If the sentiments of the message in respect to Greece be proper, it is equally proper that this House should reciprocate those sentiments. The present resolution is designed to have that extent, and no more. If it pass, it will leave any future proceeding where it now is, in the discretion of the executive government. It is but an expression, under those forms in which the House is accustomed to act, of the satisfaction of the House with the general sentiments expressed in regard to this subject in the message, and of its readiness to defray the expense incident to any inquiry for the purpose of further information, or any other agency which the President, in his discretion, shall see fit, in whatever manner and at whatever time, to institute. The whole matter is still left in his judgment, and this resolution can in no way restrain its unlimited exercise.

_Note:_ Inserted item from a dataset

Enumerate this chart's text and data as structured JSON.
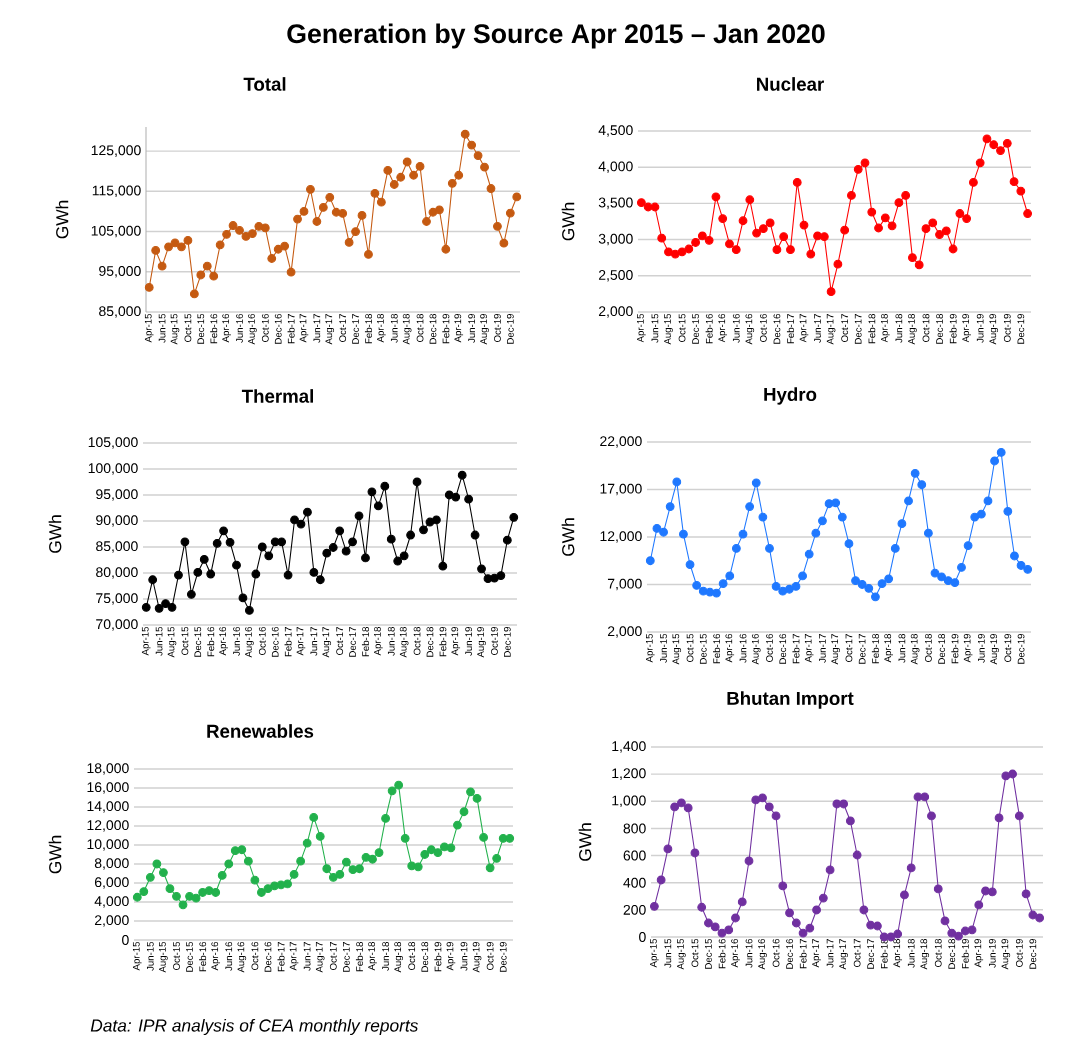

I might well, Mr. Chairman, avoid the responsibility of this measure, if it had, in my judgment, any tendency to change the policy of the country. With the general course of that policy I am quite satisfied. The nation is prosperous, peaceful, and happy; and I should very reluctantly put its peace, prosperity, or happiness at risk. It appears to me, however, that this resolution is strictly conformable to our general policy, and not only consistent with our interests, but even demanded by a large and liberal view of those interests.

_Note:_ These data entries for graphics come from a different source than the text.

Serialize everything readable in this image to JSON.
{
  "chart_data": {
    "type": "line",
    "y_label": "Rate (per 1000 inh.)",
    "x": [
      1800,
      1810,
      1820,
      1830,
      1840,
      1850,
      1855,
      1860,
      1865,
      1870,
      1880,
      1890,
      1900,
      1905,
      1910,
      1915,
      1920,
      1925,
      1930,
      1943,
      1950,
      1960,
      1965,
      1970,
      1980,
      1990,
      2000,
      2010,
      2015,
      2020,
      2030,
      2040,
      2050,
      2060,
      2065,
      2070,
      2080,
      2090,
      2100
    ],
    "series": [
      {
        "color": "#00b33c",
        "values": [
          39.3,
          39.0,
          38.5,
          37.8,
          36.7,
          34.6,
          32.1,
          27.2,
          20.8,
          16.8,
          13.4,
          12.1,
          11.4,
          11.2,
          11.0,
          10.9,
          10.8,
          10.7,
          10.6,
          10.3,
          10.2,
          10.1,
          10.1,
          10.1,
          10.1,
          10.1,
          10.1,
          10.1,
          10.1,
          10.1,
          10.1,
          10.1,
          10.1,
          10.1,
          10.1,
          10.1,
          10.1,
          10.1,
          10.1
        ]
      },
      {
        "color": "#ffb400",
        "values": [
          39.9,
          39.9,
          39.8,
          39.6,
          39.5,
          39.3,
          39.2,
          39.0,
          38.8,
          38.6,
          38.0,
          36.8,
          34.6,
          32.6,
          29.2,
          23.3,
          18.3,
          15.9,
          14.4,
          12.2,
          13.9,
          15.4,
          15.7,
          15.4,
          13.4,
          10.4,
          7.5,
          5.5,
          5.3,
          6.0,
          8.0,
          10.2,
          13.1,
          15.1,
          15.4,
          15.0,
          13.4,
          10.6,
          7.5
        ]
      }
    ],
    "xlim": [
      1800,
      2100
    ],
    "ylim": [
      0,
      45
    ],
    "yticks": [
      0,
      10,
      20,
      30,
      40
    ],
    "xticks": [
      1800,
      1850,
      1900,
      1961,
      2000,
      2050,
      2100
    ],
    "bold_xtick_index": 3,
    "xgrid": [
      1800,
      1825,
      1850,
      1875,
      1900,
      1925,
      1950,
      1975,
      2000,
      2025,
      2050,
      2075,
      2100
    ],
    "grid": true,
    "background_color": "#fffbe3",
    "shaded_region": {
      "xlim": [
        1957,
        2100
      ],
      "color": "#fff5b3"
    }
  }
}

It is certainly true that the just policy of this country is, in the first place, a peaceful policy. No nation ever had less to expect from forcible aggrandizement. The mighty agents which are working out our greatness are time, industry, and the arts. Our augmentation is by growth, not by acquisition; by internal development, not by external accession. No schemes can be suggested to us so magnificent as the prospects which a sober contemplation of our own condition, unaided by projects, uninfluenced by ambition, fairly spreads before us. A country of such vast extent, with such varieties of soil and climate, with so much public spirit and private enterprise, with a population increasing so much beyond former example, with capacities of improvement not only unapplied or unexhausted, but even, in a great measure, as yet unexplored,—so free in its institutions, so mild in its laws, so secure in the title it confers on every man to his own acquisitions,—needs nothing but time and peace to carry it forward to almost any point of advancement.